Le Conseil constitutionnel a rendu, le 16 mars 2023, la décision n° 2022-5904 AN relative au contrôle des opérations électorales. Une candidate s’était présentée dans la première circonscription de Paris sans que son mandataire financier n’ouvre de compte bancaire spécifique. L’autorité administrative de contrôle a procédé au rejet du compte de campagne de l’intéressée le 28 novembre 2022. Saisi le 2 décembre suivant, le juge constitutionnel doit déterminer si ce manquement formel justifie une déclaration d’inéligibilité. L’intéressée invoquait des difficultés bancaires restées sans réponse pour justifier l’absence de compte, mais elle n’apportait aucun élément probant. Le juge a estimé que le rejet était fondé et a prononcé une inéligibilité d’un an à l’encontre de la candidate.
I. Le caractère impératif de l’ouverture d’un compte bancaire unique A. Une formalité substantielle au service de la transparence financière L’article L. 52-6 du code électoral impose au mandataire financier « d’ouvrir un compte bancaire ou postal unique retraçant la totalité de ses opérations ». Cette disposition garantit la traçabilité des fonds et permet un contrôle efficace de l’origine ainsi que de la destination des recettes électorales. Le compte doit être « mis en état d’examen » par un expert-comptable afin de s’assurer de la présence des pièces justificatives requises.
B. L’insuffisance des justifications liées aux obstacles bancaires L’argumentation reposant sur l’inertie des établissements bancaires ne permet pas d’écarter l’application stricte des obligations comptables prévues par le législateur électoral. Les juges soulignent que cette circonstance « n’est corroborée par aucun autre élément de preuve » permettant d’établir la réalité des démarches entreprises.
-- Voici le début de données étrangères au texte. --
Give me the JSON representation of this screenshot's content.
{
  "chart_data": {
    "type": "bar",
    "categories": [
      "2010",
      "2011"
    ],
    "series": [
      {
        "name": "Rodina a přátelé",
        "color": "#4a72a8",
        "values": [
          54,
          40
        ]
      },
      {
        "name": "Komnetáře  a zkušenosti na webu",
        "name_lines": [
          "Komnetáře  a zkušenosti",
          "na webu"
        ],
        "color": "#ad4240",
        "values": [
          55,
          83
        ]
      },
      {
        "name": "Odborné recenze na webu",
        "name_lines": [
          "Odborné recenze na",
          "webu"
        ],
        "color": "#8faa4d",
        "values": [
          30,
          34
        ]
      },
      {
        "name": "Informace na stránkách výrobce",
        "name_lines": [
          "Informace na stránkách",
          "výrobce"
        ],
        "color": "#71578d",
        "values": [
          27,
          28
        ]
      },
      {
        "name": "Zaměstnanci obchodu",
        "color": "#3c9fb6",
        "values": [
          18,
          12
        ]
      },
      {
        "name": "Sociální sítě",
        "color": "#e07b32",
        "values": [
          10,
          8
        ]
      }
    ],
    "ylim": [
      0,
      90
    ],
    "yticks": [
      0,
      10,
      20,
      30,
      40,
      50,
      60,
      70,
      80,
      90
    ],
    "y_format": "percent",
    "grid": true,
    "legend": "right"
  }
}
La candidate n’a pas produit de documents attestant de relances ou de recours auprès du médiateur bancaire pour pallier cette absence d’ouverture.
II. La répression constitutionnelle d’un manquement d’une particulière gravité A. La qualification juridique de l’omission du compte bancaire L’absence de compte spécifique constitue une violation directe des règles de financement et empêche la vérification de la sincérité des dépenses engagées. Le juge constitutionnel retient ici la notion de « particulière gravité » pour qualifier l’absence totale de traçabilité des flux financiers de la campagne. Ce manquement prive le contrôle de sa substance même puisque la totalité des opérations financières échappe à la vigilance de l’administration.
B. La proportionnalité de la sanction d’inéligibilité prononcée L’article L.O. 136-1 permet de déclarer inéligible le candidat dont le compte est rejeté en cas de manquement grave aux règles de financement. La durée d’un an reflète une volonté de sanctionner fermement l’ignorance d’une règle fondamentale sans toutefois atteindre le plafond maximal prévu. Cette décision confirme la rigueur constante du juge constitutionnel quant au respect des formalités destinées à prévenir toute opacité financière électorale.